FRICTION PLATE AND CLUTCH ASSEMBLY INCLUDING THE SAME

Abstract

A friction plate includes a core plate defining a bore. The core plate includes an interior core surface defining the bore, an exterior core surface radially spaced from the interior core surface, a first clutch face extending between the interior core surface and the exterior core surface and facing a first direction, and a second clutch face extending between the interior core surface and the exterior core surface and facing a second direction opposite the first direction. The friction plate also includes a friction material disposed on at least one of the first and second clutch faces. A first thickness is defined between the first and second clutch faces on a spline portion. A second thickness is defined between the first and second clutch faces on a friction portion. The first thickness is greater than the second thickness.

Description

BACKGROUND OF THE INVENTION

1. Field of the Invention

The present invention generally relates to a friction plate and, more specifically, to a friction plate for use in a clutch assembly of a friction system.

2. Description of the Related Art

Several components of a motor vehicle powertrain may employ a friction system to facilitate the transfer of power from the motor vehicle's power generator (e.g., an internal combustion engine, electric motor, fuel cell, etc.) to drive wheels of the motor vehicle. A transmission, located downstream from the power generator that enables vehicle launch, gear shifting, and other torque transfer events, is one such component that may employ a friction system. Some form of a clutch assembly may be found throughout many different types of transmissions currently available for motor vehicle operation. A clutch assembly may be utilized in a torque converter for an automatic transmission, in a multi-plate clutch pack for an automatic transmission or a semi-automatic dual-clutch transmission (DCT), and in a start clutch that may be incorporated into an automatic transmission equipped with as many as seven to ten gears as a substitute for the torque converter, to name but a few examples. Similar clutch assemblies may be found elsewhere in the vehicle powertrain besides the transmission.
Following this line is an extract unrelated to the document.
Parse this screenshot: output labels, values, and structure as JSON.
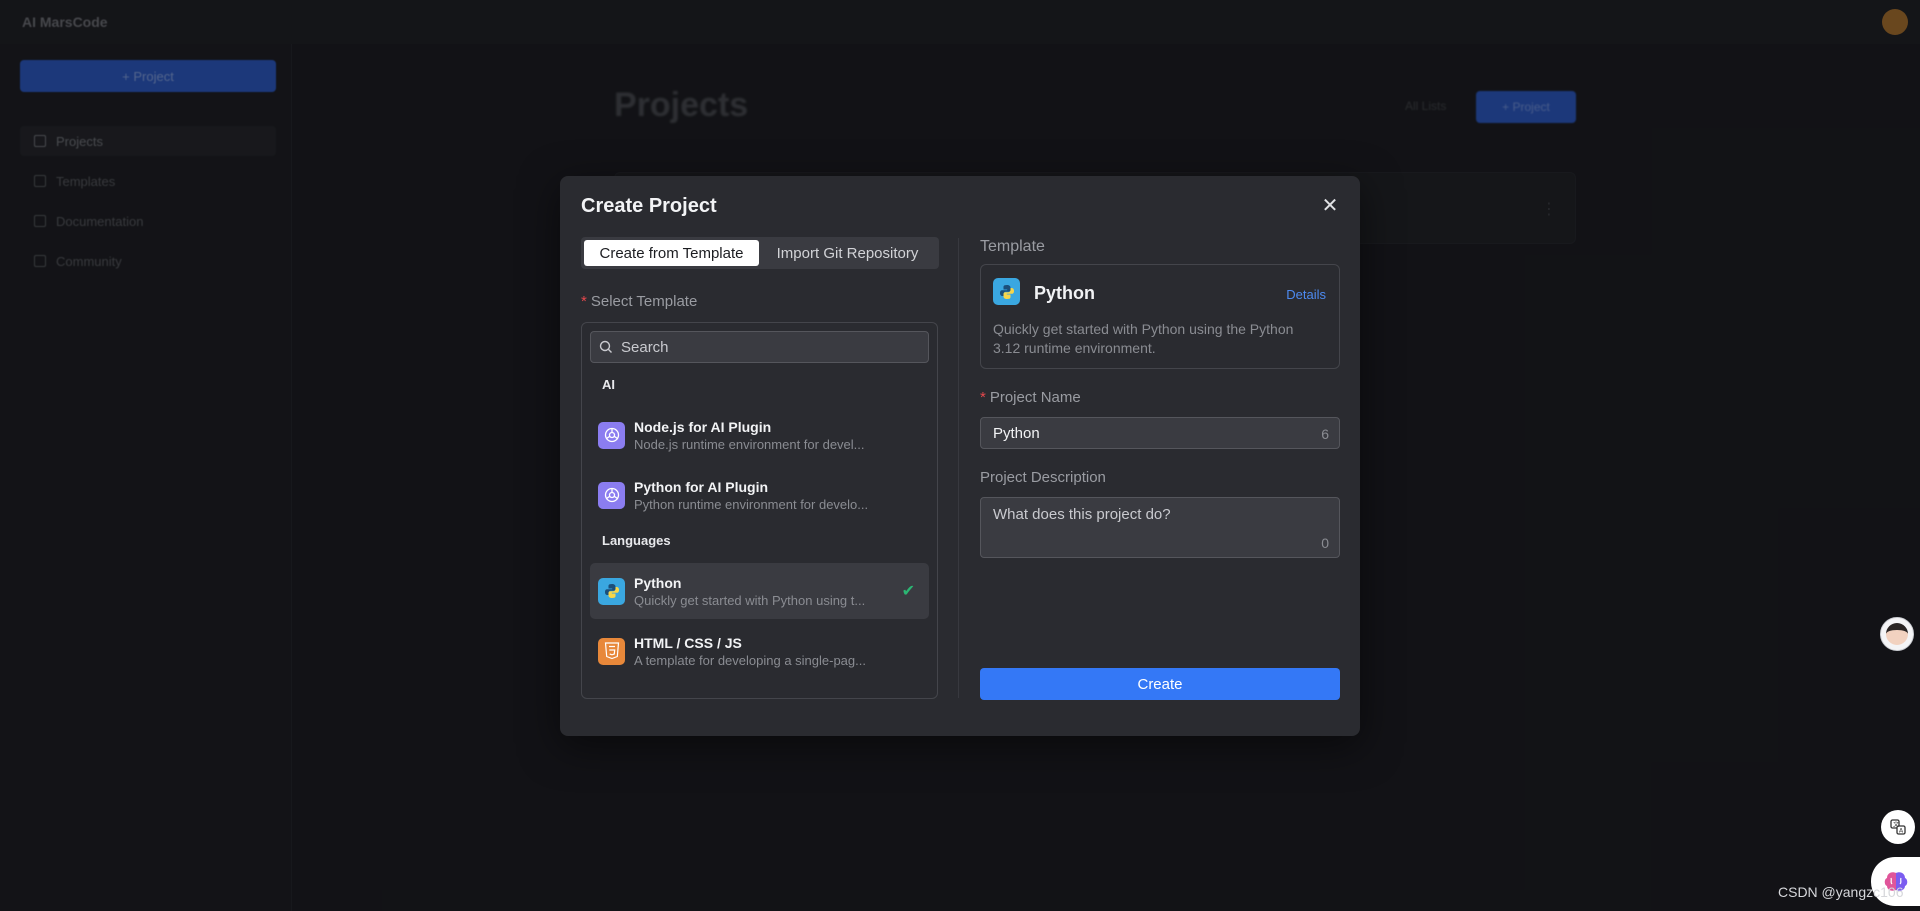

The clutch assembly typically includes a plurality of friction plates rotatably coupled to a shaft, with the plurality friction plates being used to interlock two or more opposed, rotating surfaces by imposing selective interfacial frictional engagement between those surfaces. Each friction plate includes a core plate defining a bore for receiving the shaft such that each friction plate is rotatably coupled to the shaft. Each friction plate additionally includes a friction material disposed on the core plate, which effectuates the intended frictional engagement between the plurality of friction plates.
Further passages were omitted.